This section demonstrates the basic usage of the MyQLM converter with a simple example. We’ll create a single-qubit circuit that applies an X gate and convert it to a Perceval photonic processor.

Note that this notebook requires the installation of MyQLM (which can be easily done with pip install myqlm). This repository can also be installed with the command: pip install .[MyQLM-bridge] to automatically install MyQLM.

[1]:

# Import required libraries
import qat.lang.AQASM as qataqasm
import perceval as pcvl
from perceval_interop import MyQLMConverter

[2]:

# Create a MyQLM quantum program
qprog = qataqasm.Program()

# Allocate quantum bits
qbits = qprog.qalloc(1)  # Allocate 1 qubit

# Apply quantum gate (X gate = NOT gate)
qprog.apply(qataqasm.X, qbits[0])  # Apply X gate to flip |0⟩ → |1⟩

# Convert program to MyQLM circuit
myqlm_circuit = qprog.to_circ()
myqlm_circuit.display()
Q0X
[3]:

# Convert MyQLM circuit to Perceval processor
myqlm_converter = MyQLMConverter(backend_name="Naive")
converted_processor = myqlm_converter.convert(myqlm_circuit, use_postselection=True)

pcvl.pdisplay(converted_processor, recursive=True)

[3]:
../_images/notebooks_Myqlm_converter_5_0.svg

Circuit to generate GHZ State

In this section, we show how circuits from myQLM can be converted into Perceval circuits. To do so, we take the example of a simple gate-based circuit producing GHZ states. We then show the translation to a linear optical circuit. We also show the equivalence between the two circuits (gate-based and perceval).

[4]:

from perceval.algorithm import Sampler

Conversion from MyQLM Circuit to Perceval

Analogous to QiskitConverter, employ a MyQLMConverter object to convert a MyQLM circuit to a Perceval processor with each qubit of the circuit represented by 2 modes and additional modes for ancillary photons to perform deterministically two-qubit gates. (Read in the qiskit converter notebook for a discussion on how ancillary modes are set).

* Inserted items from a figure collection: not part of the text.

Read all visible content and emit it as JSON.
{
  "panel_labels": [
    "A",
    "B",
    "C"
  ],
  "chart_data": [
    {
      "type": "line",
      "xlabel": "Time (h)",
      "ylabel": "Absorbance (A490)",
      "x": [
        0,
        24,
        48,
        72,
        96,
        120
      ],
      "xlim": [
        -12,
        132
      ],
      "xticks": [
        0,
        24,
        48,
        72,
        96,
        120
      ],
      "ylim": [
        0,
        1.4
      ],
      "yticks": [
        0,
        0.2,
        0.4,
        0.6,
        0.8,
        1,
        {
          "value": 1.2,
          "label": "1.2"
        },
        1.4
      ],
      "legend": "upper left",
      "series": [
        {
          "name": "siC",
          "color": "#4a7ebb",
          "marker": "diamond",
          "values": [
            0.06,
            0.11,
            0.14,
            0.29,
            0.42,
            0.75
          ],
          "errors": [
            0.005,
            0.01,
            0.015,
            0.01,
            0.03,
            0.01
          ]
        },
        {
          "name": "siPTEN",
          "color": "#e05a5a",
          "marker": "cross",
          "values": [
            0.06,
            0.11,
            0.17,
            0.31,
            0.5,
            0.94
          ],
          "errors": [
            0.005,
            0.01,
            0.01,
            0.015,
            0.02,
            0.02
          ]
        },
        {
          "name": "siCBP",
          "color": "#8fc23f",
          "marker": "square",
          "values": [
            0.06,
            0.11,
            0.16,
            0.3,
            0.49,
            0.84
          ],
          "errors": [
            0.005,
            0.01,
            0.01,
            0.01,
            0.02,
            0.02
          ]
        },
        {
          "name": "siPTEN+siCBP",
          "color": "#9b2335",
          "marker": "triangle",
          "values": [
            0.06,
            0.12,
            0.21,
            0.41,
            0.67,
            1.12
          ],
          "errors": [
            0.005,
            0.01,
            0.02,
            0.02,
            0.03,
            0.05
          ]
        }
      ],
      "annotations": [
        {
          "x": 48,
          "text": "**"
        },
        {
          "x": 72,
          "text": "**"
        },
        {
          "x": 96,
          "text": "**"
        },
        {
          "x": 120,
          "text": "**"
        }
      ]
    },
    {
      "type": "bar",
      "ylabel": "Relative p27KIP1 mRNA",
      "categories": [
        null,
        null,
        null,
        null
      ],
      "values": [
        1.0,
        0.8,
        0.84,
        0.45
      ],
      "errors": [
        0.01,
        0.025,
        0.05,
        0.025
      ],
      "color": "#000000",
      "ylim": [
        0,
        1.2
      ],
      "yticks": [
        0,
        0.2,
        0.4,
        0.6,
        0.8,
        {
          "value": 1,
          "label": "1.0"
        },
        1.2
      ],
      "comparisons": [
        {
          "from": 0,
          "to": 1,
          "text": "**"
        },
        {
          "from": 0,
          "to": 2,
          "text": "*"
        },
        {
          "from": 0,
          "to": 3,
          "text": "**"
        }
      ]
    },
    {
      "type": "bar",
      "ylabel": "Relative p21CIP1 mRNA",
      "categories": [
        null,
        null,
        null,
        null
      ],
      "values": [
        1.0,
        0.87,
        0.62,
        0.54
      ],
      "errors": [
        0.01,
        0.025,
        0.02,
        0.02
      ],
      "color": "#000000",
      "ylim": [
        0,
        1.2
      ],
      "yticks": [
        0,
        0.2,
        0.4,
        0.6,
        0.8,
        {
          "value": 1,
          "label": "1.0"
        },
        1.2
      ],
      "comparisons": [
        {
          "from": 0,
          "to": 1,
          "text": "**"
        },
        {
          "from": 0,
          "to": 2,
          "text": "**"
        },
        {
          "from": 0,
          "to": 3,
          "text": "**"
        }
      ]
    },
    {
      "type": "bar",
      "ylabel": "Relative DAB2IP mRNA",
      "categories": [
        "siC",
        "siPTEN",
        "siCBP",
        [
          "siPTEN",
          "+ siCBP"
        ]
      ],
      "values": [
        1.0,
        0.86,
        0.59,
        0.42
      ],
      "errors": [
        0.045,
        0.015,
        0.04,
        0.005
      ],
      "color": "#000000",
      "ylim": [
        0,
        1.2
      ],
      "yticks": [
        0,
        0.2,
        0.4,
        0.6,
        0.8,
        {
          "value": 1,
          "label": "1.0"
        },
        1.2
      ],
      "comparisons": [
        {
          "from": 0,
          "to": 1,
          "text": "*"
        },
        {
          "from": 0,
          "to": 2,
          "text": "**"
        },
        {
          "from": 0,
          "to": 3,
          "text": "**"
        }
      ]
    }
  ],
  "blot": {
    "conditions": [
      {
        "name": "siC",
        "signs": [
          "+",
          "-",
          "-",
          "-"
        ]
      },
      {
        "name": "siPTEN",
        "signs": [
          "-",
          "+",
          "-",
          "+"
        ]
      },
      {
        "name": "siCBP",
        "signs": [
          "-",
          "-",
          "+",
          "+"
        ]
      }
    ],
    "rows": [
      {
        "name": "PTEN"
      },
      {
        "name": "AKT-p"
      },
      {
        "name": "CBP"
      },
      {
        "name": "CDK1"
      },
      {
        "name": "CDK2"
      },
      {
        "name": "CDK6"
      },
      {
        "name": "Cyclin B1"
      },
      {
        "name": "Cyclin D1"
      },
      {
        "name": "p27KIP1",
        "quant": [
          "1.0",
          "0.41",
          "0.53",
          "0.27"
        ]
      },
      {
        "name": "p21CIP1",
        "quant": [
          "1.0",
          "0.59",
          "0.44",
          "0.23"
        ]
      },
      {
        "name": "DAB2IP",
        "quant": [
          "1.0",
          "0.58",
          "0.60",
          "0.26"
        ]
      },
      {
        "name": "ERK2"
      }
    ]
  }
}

Circuit to generate GHZ State in MyQLM

[5]:

# Create a myqlm program
qprog = qataqasm.Program()

# Allocate qbits to the Program
qbits = qprog.qalloc(3)

# Add gates
qprog.apply(qataqasm.H, qbits[0])
qprog.apply(qataqasm.CNOT, qbits[0], qbits[1])
qprog.apply(qataqasm.CNOT, qbits[0], qbits[2])

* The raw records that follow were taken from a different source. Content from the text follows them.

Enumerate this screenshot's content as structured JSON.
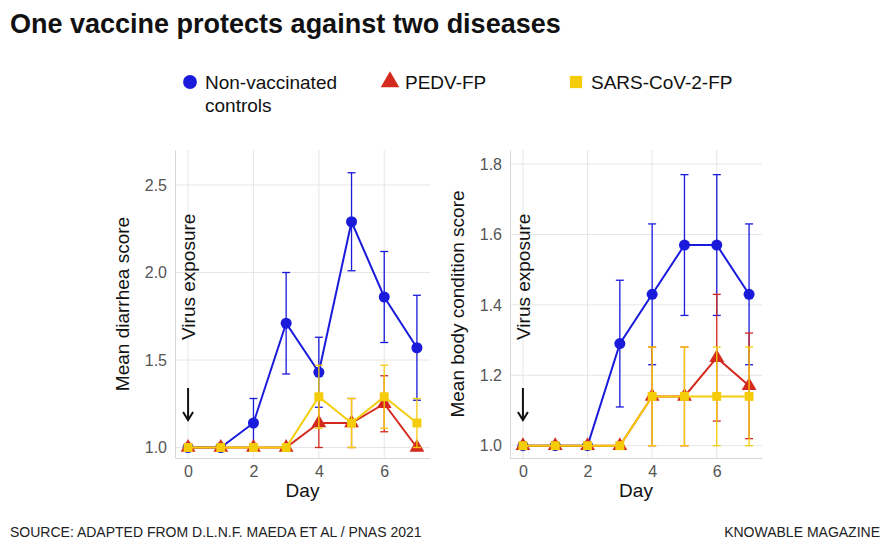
{
  "title": "One vaccine protects against two diseases",
  "source": "SOURCE: ADAPTED FROM D.L.N.F. MAEDA ET AL / PNAS 2021",
  "credit": "KNOWABLE MAGAZINE",
  "chart_data": [
    {
      "type": "line",
      "x_label": "Day",
      "y_label": "Mean diarrhea score",
      "x": [
        0,
        1,
        2,
        3,
        4,
        5,
        6,
        7
      ],
      "xlim": [
        -0.4,
        7.4
      ],
      "xticks": [
        0,
        2,
        4,
        6
      ],
      "ylim": [
        0.94,
        2.7
      ],
      "yticks": [
        {
          "value": 1,
          "label": "1.0"
        },
        {
          "value": 1.5,
          "label": "1.5"
        },
        {
          "value": 2,
          "label": "2.0"
        },
        {
          "value": 2.5,
          "label": "2.5"
        }
      ],
      "grid": true,
      "legend": "top",
      "annotations": [
        {
          "text": "Virus exposure",
          "x": 0
        }
      ],
      "series": [
        {
          "name": "Non-vaccinated controls",
          "color": "#1a1adb",
          "marker": "circle",
          "values": [
            1.0,
            1.0,
            1.14,
            1.71,
            1.43,
            2.29,
            1.86,
            1.57
          ],
          "errors": [
            0,
            0,
            0.14,
            0.29,
            0.2,
            0.28,
            0.26,
            0.3
          ]
        },
        {
          "name": "PEDV-FP",
          "color": "#d42a1e",
          "marker": "triangle",
          "values": [
            1.0,
            1.0,
            1.0,
            1.0,
            1.14,
            1.14,
            1.25,
            1.0
          ],
          "errors": [
            0,
            0,
            0,
            0,
            0.14,
            0.14,
            0.16,
            0
          ]
        },
        {
          "name": "SARS-CoV-2-FP",
          "color": "#f5cc0a",
          "marker": "square",
          "values": [
            1.0,
            1.0,
            1.0,
            1.0,
            1.29,
            1.14,
            1.29,
            1.14
          ],
          "errors": [
            0,
            0,
            0,
            0,
            0.18,
            0.14,
            0.18,
            0.14
          ]
        }
      ]
    },
    {
      "type": "line",
      "x_label": "Day",
      "y_label": "Mean body condition score",
      "x": [
        0,
        1,
        2,
        3,
        4,
        5,
        6,
        7
      ],
      "xlim": [
        -0.4,
        7.4
      ],
      "xticks": [
        0,
        2,
        4,
        6
      ],
      "ylim": [
        0.965,
        1.84
      ],
      "yticks": [
        {
          "value": 1,
          "label": "1.0"
        },
        {
          "value": 1.2,
          "label": "1.2"
        },
        {
          "value": 1.4,
          "label": "1.4"
        },
        {
          "value": 1.6,
          "label": "1.6"
        },
        {
          "value": 1.8,
          "label": "1.8"
        }
      ],
      "grid": true,
      "annotations": [
        {
          "text": "Virus exposure",
          "x": 0
        }
      ],
      "series": [
        {
          "color": "#1a1adb",
          "marker": "circle",
          "values": [
            1.0,
            1.0,
            1.0,
            1.29,
            1.43,
            1.57,
            1.57,
            1.43
          ],
          "errors": [
            0,
            0,
            0,
            0.18,
            0.2,
            0.2,
            0.2,
            0.2
          ]
        },
        {
          "color": "#d42a1e",
          "marker": "triangle",
          "values": [
            1.0,
            1.0,
            1.0,
            1.0,
            1.14,
            1.14,
            1.25,
            1.17
          ],
          "errors": [
            0,
            0,
            0,
            0,
            0.14,
            0.14,
            0.18,
            0.15
          ]
        },
        {
          "color": "#f5cc0a",
          "marker": "square",
          "values": [
            1.0,
            1.0,
            1.0,
            1.0,
            1.14,
            1.14,
            1.14,
            1.14
          ],
          "errors": [
            0,
            0,
            0,
            0,
            0.14,
            0.14,
            0.14,
            0.14
          ]
        }
      ]
    }
  ]
}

# Convert program to myqlm circuit
myqlm_circuit = qprog.to_circ()

myqlm_circuit.display()
Q0Q1Q2H

Conversion of Myqlm circuit to Perceval

[6]:

myqlm_converter = MyQLMConverter(backend_name="Naive")
converted_processor = myqlm_converter.convert(myqlm_circuit, use_postselection=True)
pcvl.pdisplay(converted_processor, recursive=True)

[6]:
../_images/notebooks_Myqlm_converter_14_0.svg
[7]:

# computing results with converted processor from myqlm
converted_processor.with_input(pcvl.LogicalState([0,0,0]))

sampler = Sampler(converted_processor)

output_distribution_myqlm_pcvl = sampler.probs()["results"]
pcvl.pdisplay(output_distribution_myqlm_pcvl, precision=1e-2, max_v = 4)
state probability
|0,1,0,1,0,1>1/2
|1,0,1,0,1,0>1/2

Note: The result is exactly the same as previously obtained from converter from Qiskit and is also the expected result.

Few remarks

  • Only the following gates are supported:

    • 1-Qubit gates

    • 2-Qubits gates: CNOT, CSIGN, SWAP

    • 3-Qubits gate: Toffoli